The other day I ran into long-established businesswoman Audrey, and brought up this subject. She said she wore a mask into the post office and a local maskless lady in real estate whom she’s known for decades and has always been on good terms with, cast her a filthy look when spotting her, and stomped out without returning her friendly greeting.
I guess Audrey’s a, well, I can’t all her a ….., but, maybe Audrey, who has always showed me a lot of spine and spirit, is, well, weak, a frightened, obsequious follower of Governor Newsom’s dictatorial decrees.
Shame on you, Audrey! Better take off that mask in Cayucos if you don’t want to gain a reputation as a weak-sister, a bleeding heart lib, a person on the wrong side of freedom.
But I guess little microscopic Cayucos is just like the rest of the country—torn between wearing and not wearing masks to show everybody where they stand politically.
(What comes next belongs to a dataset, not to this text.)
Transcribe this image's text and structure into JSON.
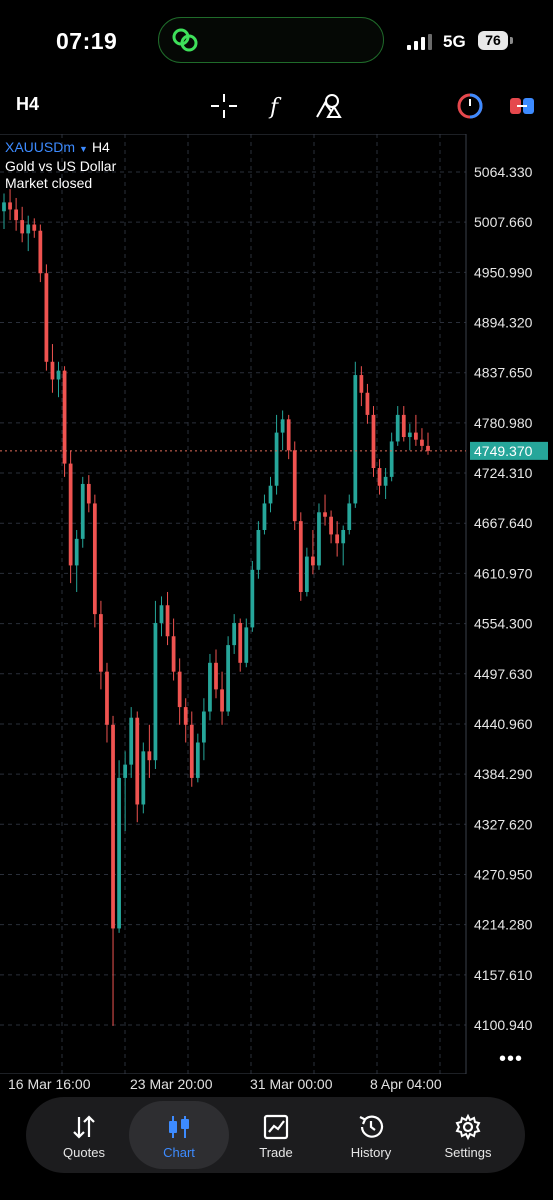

I am not an example of ignoring this kind of nonsense. The other day in Spencer’s Market a maskless guy called to me in a very friendly manner by name and came charging over with the offering of a handshake, and I stopped him cold with a poisonous stare. I said nothing, held the stare, and he turned and walked off and probably hates me. And at first I felt self-righteously justified about what I did, but, later, I chastised myself for being just another politically demented asshole and felt miserable about what I’d done.
I should have offered a bumping fist. That’s what I usually do out in the open air, where I never wear a mask, but never walk downtown or along the seawall during the day because this area is teeming with maskless groups, mostly young and under 60, some waiting in long, long lines at eateries, taking over.
I suppose we should just allow the maskless young and healthy hordes to forge on, buying and selling and eating and schlepping and intermingling as close as they can be to each other, while us old fossils are reduced to creeping along the fringes. It is our duty as geriatrics to become mostly masked outsiders, and presumably weak. And we are weak—physically.
But, mentally, emotionally, we are still children of survivors of the Great Depression, and we’ve heard about our huge families not having enough to eat, wearing hand me downs (seven kids in my mother’s family) and no help from a government and country stripped of everything for over a decade.
If we have to go a year living the way we have for four months, or even longer, we’ll suck it up and deal with it, while those much younger than us can try and stay healthy in the work places and play places while the pandemic surges all around them.
Good luck. Business before death. Tough guys don’t wear masks.